Do VioMundo
O golpismo da mão invisível da imprensa
por Gilson Caroni Filho
O golpismo da mão invisível da imprensa
por Gilson Caroni Filho
O reino dos céus, de acordo com a tradição cristã, será dos homens de
boa fé. A eles já pertencem, na sua íntegra, os conteúdos noticiosos do
dispositivo midiático nativo. No momento em que a Comissão Europeia
prevê um forte freio na atividade econômica em 2012 e não descarta a
hipótese de uma longa e profunda recessão, editoriais e os conhecidos
representantes do jornalismo de mercado pregam como “medidas de cautela
contra o contágio” a mesma agenda que quase nos levou ao colapso nos
oito anos do consórcio demotucano.
Fingindo ignorar que se rompeu uma coisa que já estava rompida,
homens e mulheres de “boa fé,” de prestigiosas redações, voltam a
aplicar a estratégia do terrorismo econômico, na expectativa de gerar
uma profecia que se auto-cumpre. Enquanto o Banco Central,
acertadamente, revê medidas de restrição ao crédito, depois de ter
iniciado a redução das taxas de juro em agosto, os oráculos da grande
imprensa sonham em ver reinstalada a política fundamentalista que, de
1994 a 2002, implementou radical mecanismo de decadência
auto-sustentada, marcada por crescentes dívidas e desemprego, e anemia
da atividade econômica.
O Brasil ideal seria aquele com juros elevados, maior dificuldade de
financiamento, menor mercado para exportações e a volta a negociações
duras com bancos e organismos multilaterais. A nostalgia cega qualquer
possibilidade de análise séria.

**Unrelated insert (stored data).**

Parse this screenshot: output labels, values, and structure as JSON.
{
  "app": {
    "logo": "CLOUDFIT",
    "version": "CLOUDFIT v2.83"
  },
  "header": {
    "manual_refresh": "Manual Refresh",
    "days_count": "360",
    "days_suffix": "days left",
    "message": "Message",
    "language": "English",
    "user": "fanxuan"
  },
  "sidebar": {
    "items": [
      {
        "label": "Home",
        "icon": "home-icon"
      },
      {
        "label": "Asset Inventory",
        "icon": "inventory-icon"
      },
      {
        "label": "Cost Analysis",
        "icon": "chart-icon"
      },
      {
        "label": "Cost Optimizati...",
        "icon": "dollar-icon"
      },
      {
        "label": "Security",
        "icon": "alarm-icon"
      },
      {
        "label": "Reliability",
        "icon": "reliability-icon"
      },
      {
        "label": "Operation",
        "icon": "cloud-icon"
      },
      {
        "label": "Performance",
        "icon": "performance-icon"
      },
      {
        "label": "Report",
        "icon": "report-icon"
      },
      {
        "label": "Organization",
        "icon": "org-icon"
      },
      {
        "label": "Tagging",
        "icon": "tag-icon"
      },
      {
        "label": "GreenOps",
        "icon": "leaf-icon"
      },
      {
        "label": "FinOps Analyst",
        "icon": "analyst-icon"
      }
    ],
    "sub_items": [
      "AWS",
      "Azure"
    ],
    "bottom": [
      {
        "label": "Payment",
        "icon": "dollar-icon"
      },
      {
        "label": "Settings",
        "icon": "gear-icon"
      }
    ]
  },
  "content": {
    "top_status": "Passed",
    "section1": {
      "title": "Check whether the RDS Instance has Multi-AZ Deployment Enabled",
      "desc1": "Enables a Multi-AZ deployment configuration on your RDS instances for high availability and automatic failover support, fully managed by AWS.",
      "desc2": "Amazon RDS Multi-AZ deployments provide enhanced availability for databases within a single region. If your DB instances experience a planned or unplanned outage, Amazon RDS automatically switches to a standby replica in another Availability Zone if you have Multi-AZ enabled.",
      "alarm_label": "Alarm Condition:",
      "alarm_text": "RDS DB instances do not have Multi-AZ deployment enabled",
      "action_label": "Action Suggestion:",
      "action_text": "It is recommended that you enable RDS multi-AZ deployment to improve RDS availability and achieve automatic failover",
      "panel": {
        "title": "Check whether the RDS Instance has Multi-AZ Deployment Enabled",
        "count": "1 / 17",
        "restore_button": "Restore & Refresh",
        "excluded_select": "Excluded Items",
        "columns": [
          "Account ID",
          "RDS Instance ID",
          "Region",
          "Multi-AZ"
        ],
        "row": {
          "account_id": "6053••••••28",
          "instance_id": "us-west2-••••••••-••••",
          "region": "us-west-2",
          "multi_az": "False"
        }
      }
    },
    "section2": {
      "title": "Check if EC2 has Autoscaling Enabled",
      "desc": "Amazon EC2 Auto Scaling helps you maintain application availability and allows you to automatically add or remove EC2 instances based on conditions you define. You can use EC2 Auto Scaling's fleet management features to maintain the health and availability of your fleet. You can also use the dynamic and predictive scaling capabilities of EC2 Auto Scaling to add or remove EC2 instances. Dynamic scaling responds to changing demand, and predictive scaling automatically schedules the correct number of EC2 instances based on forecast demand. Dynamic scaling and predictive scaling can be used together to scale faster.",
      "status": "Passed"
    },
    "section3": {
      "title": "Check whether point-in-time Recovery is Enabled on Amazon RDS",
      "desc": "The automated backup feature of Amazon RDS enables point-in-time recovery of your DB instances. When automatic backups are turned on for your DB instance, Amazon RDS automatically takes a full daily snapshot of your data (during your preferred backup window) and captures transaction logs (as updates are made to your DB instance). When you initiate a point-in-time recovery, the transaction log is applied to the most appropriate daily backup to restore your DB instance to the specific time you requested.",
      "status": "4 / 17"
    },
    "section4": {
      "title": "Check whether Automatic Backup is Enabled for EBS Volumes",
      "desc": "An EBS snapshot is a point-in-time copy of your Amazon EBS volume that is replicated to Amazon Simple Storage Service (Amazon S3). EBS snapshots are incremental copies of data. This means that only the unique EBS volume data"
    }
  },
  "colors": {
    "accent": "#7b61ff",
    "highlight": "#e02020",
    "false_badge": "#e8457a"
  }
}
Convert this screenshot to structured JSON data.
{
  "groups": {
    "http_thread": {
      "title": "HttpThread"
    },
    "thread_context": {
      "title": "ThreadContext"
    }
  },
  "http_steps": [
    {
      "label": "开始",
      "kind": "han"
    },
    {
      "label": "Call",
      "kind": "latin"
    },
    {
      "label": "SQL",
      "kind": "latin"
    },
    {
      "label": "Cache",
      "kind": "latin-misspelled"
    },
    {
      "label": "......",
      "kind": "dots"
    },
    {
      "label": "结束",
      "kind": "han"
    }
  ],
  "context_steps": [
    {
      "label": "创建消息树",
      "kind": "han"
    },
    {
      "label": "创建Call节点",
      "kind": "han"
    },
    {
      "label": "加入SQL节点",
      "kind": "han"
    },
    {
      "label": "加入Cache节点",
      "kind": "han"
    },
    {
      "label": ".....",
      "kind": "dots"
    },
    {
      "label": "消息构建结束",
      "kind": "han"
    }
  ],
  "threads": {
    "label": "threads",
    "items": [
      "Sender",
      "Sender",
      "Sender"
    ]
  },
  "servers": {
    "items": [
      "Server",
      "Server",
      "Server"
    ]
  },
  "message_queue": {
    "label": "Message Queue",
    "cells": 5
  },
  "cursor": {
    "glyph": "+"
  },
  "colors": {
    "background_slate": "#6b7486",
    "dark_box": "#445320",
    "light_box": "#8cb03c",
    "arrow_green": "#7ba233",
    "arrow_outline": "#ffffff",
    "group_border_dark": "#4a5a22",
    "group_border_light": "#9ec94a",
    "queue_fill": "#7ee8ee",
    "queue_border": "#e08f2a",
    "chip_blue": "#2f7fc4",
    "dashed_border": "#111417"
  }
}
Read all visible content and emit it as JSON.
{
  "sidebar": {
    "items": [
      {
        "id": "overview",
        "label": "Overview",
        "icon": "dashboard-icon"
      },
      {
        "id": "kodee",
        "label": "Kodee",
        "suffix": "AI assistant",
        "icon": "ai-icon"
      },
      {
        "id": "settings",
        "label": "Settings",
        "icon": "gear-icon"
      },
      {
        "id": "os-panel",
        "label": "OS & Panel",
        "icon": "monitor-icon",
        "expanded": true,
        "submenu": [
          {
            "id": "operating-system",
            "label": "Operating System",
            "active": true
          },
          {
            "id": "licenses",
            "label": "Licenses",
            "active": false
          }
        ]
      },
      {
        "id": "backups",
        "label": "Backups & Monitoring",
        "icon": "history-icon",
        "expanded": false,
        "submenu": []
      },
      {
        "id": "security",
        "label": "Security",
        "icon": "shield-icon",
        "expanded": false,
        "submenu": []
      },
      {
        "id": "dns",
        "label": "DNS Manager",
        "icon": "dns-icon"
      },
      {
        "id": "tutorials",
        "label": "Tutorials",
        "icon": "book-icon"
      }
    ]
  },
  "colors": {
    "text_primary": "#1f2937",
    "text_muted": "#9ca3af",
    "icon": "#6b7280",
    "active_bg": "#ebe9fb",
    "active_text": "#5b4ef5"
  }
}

Se a liberdade de imprensa é tanto mais
ampla quanto maior for a responsabilidade ética dos que a fazem
diariamente, podemos afirmar, ancorados em um razoável número de
citações jornalísticas, que só a regulamentação da mídia pode salvar a
esfera pública por ela ameaçada.
No capítulo das mentiras complexas que se arrastam há décadas, há que
se arremeter com energia demolidora contra o sequestro da moral pública
pelos critérios que definem a lógica do mercado. Está em curso uma
ação que não tem outro objetivo senão o do esvaziamento da essência da
política.
Não há mais como transigir , em nome da diversidade de opiniões, com a
velha ortodoxia assimilada pelos jornalões, portais e emissoras de
televisão como “exemplo de racionalidade econômica”. O receituário se
repete como mantra: liberalização do comércio; ênfase no setor privado
como fonte de crescimento, incluindo a privatização de empresas
estatais; redução geral de todas as formas de intervenção governamental
no mercado de capitais e no câmbio; precarização dos direitos
trabalhistas e sucateamento do Estado. Já aprendemos demais com a
tragédia para vê-la rediviva como farsa.
Sabemos que a desregulamentação dos mercados financeiros resultou
numa explosão da dívida privada, numa especulação nunca vista
anteriormente e abusos sórdidos do capital financeiro. O fundamento
religioso de mercado está na base do estancamento da economia global e
da crise que afeta a zona do Euro. Por que reeditá-lo por aqui? São
inocentes os consultores e jornalistas de plantão? Não.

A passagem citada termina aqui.